The Host-Pathogen Interaction module focuses on the mechanisms that underlie diseases caused by important bacteria, viruses and protozoa. Agents of communicable disease that lie at the forefront of current research efforts or represent major neglected diseases of mankind are discussed, although the course is not constructed around a taxonomic approach. Emphasis is placed on the combined use of molecular, cellular and structural biology to unravel detailed structure-function relationships underlying pathogen-host interactions. Sufficient background is covered to enable students to appreciate how host responses to pathogen infections can result in useful immunity and sometimes in harmful immunopathology.

Research Projects

Projects may be available in research groups with a diversity of interests. Research in virology spans mechanisms of transcriptional and translational control, viral evolution, and structural biology of viral proteins. Research in microbiology is concentrated on elucidating molecular mechanisms that underlie the virulence of pathogenic bacteria. This work involves the study of multidrug efflux pumps and outer membrane assembly, the cellular microbiology of bacterial cell entry and intracellular replication, and bacterial cell motility and multicellular behaviour. These studies encompass molecular biology, cellular biology, biochemistry and structural biology. Parasitology research concerns protozoan and helminth infections and their subsequent host-immune responses.  For example, several malaria research groups focus on the investigation of the molecular basis for drug resistance, virulence and infectivity in Plasmodium parasites.

Research projects are available which cover a wide range of topics, and students are able to match a topic to their own particular interests.

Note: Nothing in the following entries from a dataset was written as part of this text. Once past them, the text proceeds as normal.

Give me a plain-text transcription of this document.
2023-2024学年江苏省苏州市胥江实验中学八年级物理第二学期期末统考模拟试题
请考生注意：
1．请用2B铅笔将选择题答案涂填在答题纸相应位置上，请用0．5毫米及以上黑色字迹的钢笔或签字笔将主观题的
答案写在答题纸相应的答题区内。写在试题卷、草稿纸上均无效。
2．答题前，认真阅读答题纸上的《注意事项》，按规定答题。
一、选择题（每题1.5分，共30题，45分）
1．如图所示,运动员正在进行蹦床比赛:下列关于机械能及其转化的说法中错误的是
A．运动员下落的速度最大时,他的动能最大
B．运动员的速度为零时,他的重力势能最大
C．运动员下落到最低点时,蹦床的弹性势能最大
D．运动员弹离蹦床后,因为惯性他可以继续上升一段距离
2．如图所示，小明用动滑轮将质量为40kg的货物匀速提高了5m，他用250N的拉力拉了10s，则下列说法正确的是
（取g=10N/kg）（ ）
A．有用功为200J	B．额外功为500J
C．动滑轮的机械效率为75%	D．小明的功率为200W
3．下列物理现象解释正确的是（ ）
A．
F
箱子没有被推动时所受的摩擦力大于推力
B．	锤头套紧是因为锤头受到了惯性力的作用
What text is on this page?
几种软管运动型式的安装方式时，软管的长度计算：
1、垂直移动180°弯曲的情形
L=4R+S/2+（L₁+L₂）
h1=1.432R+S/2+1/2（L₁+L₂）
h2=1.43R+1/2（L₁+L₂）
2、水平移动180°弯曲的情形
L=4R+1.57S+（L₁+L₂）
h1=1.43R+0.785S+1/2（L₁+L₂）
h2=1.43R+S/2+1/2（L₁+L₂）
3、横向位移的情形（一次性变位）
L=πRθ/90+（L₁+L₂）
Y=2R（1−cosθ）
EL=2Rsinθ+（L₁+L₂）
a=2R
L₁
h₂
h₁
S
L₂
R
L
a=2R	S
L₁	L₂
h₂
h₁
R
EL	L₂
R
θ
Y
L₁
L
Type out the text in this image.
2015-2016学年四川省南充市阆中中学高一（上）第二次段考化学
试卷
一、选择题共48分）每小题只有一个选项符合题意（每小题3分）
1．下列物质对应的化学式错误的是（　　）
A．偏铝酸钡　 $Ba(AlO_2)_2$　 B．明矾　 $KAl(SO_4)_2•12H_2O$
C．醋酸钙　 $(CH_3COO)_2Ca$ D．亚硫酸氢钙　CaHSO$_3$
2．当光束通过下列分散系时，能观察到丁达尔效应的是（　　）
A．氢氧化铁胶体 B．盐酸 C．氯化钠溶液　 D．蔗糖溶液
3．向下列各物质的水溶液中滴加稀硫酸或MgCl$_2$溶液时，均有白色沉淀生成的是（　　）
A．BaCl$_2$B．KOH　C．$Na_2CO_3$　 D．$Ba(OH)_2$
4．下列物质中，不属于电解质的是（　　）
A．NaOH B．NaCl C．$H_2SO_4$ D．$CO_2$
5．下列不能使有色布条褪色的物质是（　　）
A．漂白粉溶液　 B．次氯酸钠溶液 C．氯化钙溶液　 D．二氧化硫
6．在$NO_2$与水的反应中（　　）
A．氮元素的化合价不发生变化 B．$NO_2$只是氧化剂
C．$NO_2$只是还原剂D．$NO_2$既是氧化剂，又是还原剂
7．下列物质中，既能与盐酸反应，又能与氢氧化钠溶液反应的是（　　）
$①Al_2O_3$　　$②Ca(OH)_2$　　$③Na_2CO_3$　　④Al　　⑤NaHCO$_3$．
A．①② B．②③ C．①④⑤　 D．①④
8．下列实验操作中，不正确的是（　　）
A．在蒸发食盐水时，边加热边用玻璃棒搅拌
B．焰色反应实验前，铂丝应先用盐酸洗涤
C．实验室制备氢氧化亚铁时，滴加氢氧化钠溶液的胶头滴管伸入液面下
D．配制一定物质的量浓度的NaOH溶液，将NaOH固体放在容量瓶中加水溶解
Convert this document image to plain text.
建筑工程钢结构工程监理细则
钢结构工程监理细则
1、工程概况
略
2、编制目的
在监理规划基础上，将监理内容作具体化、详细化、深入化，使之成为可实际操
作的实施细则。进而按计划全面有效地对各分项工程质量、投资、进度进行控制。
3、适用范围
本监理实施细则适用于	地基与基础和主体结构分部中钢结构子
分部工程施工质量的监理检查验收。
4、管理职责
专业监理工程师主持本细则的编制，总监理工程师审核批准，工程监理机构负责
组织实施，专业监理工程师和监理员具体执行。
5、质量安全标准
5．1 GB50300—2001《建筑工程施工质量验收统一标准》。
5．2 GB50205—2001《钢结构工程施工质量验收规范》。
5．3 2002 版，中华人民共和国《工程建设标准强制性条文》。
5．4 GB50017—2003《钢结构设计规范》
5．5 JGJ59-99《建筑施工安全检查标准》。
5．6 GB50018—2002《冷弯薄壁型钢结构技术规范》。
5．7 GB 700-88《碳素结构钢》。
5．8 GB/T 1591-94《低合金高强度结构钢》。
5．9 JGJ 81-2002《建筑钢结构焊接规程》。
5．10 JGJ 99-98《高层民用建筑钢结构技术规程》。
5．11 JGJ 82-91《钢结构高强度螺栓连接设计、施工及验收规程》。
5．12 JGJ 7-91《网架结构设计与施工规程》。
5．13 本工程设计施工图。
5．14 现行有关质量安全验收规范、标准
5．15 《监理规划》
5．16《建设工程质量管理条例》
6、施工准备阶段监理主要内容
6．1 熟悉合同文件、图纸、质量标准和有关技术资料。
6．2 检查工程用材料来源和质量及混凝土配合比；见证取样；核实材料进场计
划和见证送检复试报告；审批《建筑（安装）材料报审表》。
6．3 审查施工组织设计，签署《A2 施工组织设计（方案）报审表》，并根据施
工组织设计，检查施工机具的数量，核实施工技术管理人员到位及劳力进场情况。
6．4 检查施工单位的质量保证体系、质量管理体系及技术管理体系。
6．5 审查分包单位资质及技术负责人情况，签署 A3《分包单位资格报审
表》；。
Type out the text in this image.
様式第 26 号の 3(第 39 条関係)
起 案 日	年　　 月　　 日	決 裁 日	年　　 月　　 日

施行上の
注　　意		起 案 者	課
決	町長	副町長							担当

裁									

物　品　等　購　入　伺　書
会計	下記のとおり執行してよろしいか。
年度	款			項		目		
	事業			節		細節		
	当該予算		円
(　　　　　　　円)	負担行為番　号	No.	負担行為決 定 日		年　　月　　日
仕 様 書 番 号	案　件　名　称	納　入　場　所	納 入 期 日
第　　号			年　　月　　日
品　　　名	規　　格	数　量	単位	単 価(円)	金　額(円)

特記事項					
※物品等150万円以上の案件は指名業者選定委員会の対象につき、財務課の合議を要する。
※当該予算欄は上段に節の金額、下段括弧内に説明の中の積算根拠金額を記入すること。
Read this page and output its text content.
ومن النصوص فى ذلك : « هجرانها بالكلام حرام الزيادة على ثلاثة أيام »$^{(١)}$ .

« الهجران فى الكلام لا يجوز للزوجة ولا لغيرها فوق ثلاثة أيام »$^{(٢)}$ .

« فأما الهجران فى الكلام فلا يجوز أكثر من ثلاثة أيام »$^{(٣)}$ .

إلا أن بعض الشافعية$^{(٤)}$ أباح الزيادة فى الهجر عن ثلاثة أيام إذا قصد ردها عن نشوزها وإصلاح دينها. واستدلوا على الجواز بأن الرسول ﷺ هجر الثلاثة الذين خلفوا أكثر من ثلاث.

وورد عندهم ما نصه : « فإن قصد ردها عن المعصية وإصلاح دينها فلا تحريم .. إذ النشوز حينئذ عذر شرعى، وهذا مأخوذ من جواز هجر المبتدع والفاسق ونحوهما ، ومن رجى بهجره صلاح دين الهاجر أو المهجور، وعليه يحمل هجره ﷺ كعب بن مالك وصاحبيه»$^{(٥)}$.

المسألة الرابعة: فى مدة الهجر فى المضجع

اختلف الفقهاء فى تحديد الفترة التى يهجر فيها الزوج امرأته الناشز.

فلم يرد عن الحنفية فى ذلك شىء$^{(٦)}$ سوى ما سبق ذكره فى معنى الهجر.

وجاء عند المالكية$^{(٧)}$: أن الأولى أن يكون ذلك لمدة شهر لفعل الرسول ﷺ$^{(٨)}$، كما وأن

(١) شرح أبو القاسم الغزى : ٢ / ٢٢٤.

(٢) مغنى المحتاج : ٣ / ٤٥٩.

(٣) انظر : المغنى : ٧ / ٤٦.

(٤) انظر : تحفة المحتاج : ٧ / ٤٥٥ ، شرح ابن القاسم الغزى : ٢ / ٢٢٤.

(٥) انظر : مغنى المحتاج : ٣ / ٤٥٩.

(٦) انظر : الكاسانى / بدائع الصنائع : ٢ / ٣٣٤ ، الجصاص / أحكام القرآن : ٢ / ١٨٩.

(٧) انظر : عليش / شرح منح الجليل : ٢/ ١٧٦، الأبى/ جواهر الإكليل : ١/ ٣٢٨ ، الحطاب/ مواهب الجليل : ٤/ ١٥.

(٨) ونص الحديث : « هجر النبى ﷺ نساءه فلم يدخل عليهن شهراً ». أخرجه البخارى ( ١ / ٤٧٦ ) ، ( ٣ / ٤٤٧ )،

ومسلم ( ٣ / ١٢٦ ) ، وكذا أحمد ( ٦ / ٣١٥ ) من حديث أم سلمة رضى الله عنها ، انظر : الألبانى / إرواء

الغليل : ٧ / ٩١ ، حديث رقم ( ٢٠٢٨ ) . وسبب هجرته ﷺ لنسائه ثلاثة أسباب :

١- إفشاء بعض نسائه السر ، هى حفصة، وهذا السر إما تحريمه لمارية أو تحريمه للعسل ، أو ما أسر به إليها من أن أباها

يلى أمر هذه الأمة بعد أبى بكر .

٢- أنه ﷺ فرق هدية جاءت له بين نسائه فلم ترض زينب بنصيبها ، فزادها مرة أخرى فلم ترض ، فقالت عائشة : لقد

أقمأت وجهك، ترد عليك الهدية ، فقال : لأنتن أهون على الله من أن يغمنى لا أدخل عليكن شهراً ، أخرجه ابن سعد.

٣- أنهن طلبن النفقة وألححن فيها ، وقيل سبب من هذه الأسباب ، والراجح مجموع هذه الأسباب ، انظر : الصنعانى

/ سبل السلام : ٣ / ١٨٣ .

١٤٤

Other scientists in external laboratories whose work is closely related, such as members of staff at the UK Health Security Agency at Addenbrookes Hospital, and at the Veterinary School also contribute projects.

Examples of Current/Previous Projects

  • Early detection of zoonotic pathogens using avian faeces
  • Remodelling of the cytoskeleton by invasive Salmonella
  • DNA replication in the human malaria parasite Plasmodium falciparum
  • Investigation of Healthcare Associated Infections at Addenbrookes Hospital
  • Unravelling secret structures of parasitic nematodes through advanced microscopy
  • Investigation of antimicrobial use and antimicrobial stewardship at Addenbrookes Hospital
  • Characterisation of novel ubiquitin pathway enzymes in Plasmodium falciparum
  • Characterisation of Chlamydia inclusion filaments and their role during bacterial replication and persistence
  • Transposable elements as drivers of evolution in parasitic genomes
  • How does Salmonella hijack vesicular trafficking pathways in the infected cell?